There are two SCCU specialty savings accounts for minors meant to encourage children to learn about saving by gaining first-hand experience conducting financial transactions -- Sea Turtle Savings account for ages 0 to 12, and Student Savings account to help teach financial independence. Both earn monthly dividends, and offer the protection of no minimum balance fees. A debit card can be obtained with parent approval.
“By educating our student members and encouraging them to get in the habit of saving early, we are providing them with a strong foundation for the rest of their financial endeavors,” added Barkholz.
Likewise, Redwood Credit Union (Santa Rosa, CA) offers a share-secured Visa card, ideal for young adults and students. With as little as $500 deposited into a savings account, the member can obtain a credit card with a limit equivalent to the amount in that account.
RCU also offers free checking accounts for ages 16 and up which feature a free debit or ATM card with maximum daily limits set by the parent or guardian on the account, from $40 to $500. Plus, RCU’s Youth Account program encourages kids to save and learn how to manage money with two groups: Jr.
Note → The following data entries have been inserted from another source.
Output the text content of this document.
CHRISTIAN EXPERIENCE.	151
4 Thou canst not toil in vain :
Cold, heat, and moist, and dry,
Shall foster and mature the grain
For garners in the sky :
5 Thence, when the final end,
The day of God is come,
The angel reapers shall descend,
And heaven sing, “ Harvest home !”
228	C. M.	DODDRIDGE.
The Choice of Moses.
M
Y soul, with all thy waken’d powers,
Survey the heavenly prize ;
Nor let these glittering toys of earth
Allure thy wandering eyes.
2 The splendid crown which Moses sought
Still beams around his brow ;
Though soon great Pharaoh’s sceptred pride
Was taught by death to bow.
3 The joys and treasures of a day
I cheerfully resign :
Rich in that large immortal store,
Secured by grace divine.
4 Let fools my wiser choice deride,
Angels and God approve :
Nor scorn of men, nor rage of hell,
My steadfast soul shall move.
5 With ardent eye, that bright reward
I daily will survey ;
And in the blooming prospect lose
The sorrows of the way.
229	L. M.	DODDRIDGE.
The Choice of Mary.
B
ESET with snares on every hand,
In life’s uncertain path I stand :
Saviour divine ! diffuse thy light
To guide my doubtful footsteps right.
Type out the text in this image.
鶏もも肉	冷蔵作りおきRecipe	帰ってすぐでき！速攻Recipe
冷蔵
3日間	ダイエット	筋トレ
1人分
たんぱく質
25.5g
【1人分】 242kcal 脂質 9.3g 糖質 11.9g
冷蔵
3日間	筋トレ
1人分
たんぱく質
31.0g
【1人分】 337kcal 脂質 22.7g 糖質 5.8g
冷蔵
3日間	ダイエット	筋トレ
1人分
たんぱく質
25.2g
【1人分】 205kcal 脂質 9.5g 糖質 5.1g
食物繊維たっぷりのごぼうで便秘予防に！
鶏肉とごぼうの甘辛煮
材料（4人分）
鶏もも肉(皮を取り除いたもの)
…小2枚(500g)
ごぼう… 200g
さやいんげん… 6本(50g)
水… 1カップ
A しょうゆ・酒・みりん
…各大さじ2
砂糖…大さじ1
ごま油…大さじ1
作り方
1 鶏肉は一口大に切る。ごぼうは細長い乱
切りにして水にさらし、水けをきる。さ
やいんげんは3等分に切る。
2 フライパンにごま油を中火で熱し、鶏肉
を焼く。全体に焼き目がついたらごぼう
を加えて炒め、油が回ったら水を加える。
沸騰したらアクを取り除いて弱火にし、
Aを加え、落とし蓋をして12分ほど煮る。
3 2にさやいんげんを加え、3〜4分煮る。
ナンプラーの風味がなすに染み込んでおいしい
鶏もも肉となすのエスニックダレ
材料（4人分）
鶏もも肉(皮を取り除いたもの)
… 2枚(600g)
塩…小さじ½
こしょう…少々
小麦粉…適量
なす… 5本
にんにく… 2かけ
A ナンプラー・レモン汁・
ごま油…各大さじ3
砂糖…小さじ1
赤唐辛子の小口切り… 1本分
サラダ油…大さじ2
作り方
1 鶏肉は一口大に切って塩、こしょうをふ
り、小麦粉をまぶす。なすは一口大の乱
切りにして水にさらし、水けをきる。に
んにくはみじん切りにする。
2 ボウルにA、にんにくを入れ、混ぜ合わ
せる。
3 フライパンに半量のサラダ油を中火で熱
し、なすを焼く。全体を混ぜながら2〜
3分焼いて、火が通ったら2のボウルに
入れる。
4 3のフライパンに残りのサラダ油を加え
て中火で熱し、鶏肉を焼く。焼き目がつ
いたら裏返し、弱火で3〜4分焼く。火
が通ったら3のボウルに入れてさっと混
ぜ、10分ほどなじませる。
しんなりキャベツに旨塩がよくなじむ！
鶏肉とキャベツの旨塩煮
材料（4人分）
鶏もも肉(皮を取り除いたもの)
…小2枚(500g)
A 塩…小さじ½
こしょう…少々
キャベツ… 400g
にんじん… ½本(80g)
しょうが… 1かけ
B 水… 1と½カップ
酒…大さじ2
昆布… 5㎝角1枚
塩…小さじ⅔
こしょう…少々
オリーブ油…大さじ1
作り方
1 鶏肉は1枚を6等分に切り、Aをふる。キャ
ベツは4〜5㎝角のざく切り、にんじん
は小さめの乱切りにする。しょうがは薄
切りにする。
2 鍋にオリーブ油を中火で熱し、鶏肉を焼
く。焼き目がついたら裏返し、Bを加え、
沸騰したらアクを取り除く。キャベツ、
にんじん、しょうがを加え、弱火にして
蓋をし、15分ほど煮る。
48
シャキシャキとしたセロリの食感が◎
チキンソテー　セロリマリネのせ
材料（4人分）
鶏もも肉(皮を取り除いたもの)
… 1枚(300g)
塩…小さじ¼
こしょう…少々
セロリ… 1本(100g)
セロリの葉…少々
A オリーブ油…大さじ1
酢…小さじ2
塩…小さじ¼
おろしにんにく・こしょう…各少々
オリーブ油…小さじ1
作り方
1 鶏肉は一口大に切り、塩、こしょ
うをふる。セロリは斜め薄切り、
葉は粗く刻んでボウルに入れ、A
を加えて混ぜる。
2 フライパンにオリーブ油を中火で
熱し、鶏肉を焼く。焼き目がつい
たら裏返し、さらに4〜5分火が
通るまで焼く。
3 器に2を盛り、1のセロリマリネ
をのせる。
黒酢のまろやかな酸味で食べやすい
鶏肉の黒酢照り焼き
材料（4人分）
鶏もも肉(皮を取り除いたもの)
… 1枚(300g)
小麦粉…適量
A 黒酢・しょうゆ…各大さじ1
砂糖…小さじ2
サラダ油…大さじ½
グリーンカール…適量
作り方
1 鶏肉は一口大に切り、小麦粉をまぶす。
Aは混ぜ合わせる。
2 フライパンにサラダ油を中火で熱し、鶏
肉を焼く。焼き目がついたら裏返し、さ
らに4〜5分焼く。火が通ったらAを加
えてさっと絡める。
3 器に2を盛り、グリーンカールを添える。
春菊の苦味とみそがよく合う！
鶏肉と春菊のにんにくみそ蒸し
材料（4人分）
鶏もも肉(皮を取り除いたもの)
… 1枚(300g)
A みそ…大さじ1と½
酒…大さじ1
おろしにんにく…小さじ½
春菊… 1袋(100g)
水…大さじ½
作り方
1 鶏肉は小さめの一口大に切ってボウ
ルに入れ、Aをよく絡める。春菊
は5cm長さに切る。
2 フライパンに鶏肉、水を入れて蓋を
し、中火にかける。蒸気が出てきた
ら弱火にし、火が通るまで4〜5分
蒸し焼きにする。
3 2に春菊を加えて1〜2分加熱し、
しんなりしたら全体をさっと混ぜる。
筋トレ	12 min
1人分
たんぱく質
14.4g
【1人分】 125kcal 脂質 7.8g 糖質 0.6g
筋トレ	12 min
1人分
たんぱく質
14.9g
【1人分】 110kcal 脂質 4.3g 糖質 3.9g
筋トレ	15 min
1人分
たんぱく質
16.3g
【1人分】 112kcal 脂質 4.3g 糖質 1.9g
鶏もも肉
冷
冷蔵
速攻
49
Rangers, for age 12 and younger, and Jr. Partners for ages 13-17.
In addition, RCU just introduced a program for college students called Start Smart which provides money tips and services to help students succeed during college and beyond.
The account includes Debit and Rewards, Checking, and eServices, all for free as well as fee-free ATMs and no monthly fees or balance requirements.
If you’re a young credit union member, or the parent of one, find out how your credit union is helping young people and students get schooled in the ways of financial literacy. Or go one step further to help your community -- your school might be interested in hosting a financial education seminar taught by your credit union, and you could be the liaison!